Hari ini cuaca di sekitar Gunung Salak cukup cerah. Meski angin yang bertiup juga sangat kencang.
Namun, proses evakuasi sejak pagi hingga siang ini tidak selancar hari sebelumnya. Sejak pagi tadi sekitar pukul 07.00 memberangkatkan 2 kantong jenazah ke Lanud Halim Perdanakusuma, heli baru terlihat terbang kembali menjemput kantong jenazah ke lokasi jatuhnya pesawat pada pukul 11.20 WIB. Padahal hari sebelumnya, lalu lintas heli di udara terlihat lebih ramai.

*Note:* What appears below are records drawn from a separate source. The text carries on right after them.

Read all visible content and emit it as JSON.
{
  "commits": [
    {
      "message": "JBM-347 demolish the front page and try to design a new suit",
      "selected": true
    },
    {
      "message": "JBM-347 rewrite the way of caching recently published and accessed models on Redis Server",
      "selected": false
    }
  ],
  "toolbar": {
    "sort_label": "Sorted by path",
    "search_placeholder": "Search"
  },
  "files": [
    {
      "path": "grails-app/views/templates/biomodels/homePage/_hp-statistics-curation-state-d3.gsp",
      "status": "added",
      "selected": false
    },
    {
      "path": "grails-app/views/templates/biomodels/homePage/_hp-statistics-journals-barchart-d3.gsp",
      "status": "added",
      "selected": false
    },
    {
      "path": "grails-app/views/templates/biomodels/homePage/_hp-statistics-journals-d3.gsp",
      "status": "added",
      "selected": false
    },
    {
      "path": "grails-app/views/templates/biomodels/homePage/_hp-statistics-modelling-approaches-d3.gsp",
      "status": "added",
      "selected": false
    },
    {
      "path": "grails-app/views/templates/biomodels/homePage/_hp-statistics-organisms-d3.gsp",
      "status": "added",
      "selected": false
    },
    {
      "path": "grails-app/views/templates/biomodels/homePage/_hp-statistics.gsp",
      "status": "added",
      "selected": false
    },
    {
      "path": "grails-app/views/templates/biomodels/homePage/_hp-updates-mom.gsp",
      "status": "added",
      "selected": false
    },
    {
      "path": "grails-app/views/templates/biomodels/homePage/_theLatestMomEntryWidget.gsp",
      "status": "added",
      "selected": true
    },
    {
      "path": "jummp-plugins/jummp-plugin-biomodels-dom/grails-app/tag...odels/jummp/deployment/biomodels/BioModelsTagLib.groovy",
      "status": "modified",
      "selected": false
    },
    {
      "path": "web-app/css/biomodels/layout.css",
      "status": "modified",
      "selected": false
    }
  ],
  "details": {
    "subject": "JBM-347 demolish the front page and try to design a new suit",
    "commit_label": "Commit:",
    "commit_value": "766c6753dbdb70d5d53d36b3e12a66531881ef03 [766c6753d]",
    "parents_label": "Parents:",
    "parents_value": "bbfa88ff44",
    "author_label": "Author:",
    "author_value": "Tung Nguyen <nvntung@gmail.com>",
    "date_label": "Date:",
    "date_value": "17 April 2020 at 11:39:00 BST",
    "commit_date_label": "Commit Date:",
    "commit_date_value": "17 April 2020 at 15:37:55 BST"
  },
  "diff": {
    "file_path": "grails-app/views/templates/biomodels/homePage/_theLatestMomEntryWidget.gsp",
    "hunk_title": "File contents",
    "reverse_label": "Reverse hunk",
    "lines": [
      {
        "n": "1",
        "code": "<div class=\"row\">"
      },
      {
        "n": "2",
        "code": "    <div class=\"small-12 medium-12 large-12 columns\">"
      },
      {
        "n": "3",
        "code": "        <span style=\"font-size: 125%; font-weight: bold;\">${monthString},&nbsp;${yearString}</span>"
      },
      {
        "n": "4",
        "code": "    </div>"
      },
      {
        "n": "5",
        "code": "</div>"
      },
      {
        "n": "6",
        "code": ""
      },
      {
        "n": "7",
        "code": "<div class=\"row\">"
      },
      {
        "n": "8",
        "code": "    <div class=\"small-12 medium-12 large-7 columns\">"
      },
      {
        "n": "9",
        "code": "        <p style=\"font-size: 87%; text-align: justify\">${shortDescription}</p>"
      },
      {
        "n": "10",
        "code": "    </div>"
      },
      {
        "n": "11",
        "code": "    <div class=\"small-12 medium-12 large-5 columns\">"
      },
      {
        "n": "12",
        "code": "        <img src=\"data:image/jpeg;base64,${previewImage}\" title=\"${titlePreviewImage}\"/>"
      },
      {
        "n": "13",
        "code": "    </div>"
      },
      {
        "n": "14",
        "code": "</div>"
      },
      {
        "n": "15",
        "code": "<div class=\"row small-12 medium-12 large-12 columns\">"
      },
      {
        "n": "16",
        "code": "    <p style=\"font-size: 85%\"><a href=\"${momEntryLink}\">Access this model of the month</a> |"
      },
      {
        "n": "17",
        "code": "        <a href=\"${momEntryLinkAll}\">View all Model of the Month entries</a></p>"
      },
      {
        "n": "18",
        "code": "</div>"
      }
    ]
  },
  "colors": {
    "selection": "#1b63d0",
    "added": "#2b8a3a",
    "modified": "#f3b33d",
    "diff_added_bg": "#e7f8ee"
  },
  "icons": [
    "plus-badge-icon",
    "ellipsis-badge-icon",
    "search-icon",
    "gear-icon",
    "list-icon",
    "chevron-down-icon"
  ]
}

Saat ditanya kepada petugas apakah memang ada instruksi evakuasi dihentikan sementara, mereka menampiknya
"Ini bukan dihentikan karena masalah angin, tapi petugas yang di atas sedang membereskan kantong mayat yang akan diangkut menuju ke sini," jelas pria itu lagi.
Proses evakuasi korban pesawat buatan Rusia ini ternyata mengundang perhatian penduduk sekitar. Warga datang berbondong-bondong sejak pagi hari. Bahkan di antara mereka ada yang benar-benar persiapan seperti membawa tikar juga perbekalan.(mdk/lia)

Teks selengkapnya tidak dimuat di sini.